June 1, 2008 / 7:46 AM / 12 years ago

U.S. tells Thailand it wants democracy, not coup

By Andrew Gray

BANGKOK, June 1 (Reuters) - U.S. Defense Secretary Robert Gates flew into Thailand on Sunday with a clear message that Washington would take a dim view of any attempt by military leaders to seize power.

A week of anti-government protests in Bangkok have ignited fears that the military may stage another coup, two years after a similar street campaign against then Prime Minister Thaksin Shinawatra led to his ouster in a bloodless putsch.

"Our position is pretty consistent. We want to see democratically elected governments and we will convey that," Gates told reporters in Singapore before heading for Bangkok.

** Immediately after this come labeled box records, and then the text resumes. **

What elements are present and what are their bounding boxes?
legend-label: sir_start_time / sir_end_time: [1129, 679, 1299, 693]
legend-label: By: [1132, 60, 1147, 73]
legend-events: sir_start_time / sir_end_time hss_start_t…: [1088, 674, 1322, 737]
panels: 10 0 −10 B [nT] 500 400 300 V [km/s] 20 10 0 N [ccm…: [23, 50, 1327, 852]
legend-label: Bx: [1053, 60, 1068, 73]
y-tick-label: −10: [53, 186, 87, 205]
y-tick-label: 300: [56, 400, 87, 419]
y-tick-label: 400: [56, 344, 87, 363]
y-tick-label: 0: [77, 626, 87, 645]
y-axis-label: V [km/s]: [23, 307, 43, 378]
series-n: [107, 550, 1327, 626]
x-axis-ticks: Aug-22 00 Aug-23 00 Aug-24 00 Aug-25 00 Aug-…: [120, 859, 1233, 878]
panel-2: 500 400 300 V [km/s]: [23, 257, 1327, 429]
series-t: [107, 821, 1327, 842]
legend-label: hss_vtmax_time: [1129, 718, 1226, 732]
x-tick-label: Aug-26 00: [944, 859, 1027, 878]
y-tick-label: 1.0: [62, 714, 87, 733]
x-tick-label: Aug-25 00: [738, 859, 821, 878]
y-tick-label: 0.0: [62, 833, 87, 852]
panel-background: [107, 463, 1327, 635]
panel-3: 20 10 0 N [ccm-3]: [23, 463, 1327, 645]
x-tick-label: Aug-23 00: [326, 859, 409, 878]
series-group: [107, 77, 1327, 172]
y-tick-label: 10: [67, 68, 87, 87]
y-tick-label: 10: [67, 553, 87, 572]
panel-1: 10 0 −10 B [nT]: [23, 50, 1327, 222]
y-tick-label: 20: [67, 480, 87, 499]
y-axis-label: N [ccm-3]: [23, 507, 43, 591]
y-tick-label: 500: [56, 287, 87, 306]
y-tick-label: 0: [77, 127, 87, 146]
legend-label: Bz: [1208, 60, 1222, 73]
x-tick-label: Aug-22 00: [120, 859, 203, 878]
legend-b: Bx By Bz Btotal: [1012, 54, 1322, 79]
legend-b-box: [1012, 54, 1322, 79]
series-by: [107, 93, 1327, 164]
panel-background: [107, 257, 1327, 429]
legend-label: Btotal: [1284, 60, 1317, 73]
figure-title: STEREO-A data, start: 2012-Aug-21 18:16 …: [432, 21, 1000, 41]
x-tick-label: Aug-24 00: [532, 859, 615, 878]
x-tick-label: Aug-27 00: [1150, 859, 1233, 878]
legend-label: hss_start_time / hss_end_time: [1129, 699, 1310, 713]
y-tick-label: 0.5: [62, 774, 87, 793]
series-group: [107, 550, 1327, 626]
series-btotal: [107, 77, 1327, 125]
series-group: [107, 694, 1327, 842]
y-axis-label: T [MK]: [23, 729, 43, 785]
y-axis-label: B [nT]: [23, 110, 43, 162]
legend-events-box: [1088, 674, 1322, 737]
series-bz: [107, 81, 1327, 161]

Gates’ visit to Thailand was arranged as part of a broader Asia tour before the current protests against the pro-Thaksin coalition government elected in December.

Gates, a former CIA director who took over at the Pentagon from Donald Rumsfeld in late 2006, praised Thailand as a consistent partner.

"Thailand is an old ally of the United States," he said in Singapore, where he attended the annual Shangri-La dialogue of Asian defence and security officials.

"It’s an opportunity to renew acquaintances and to discuss issues here in the region," he said of his visit to Thailand.

The United States lifted restrictions on aid to Thailand in February after a new elected government took power.

Washington had suspended about $35 million in assistance to Thailand, including funds designed to promote military professionalism, after the bloodless 2006 coup.

Gates was scheduled to meet with Prime Minister Samak Sundaravej, who is also the country’s defence minister.

Samak had threatened on Saturday to use the police to break up a rally of 6,500 anti-government protesters. But police did not move against the protesters after an apparent reversal by Samak, who accused the media of misreporting his remarks.

Violence stemming from a clampdown on the rally could add to concerns about the army being drawn back into the political fray, particularly after scuffles broke out between pro- and anti-Thaksin protesters at a rally last Sunday.

Thailand’s top military commander denied reports on Thursday that the army may be plotting another coup.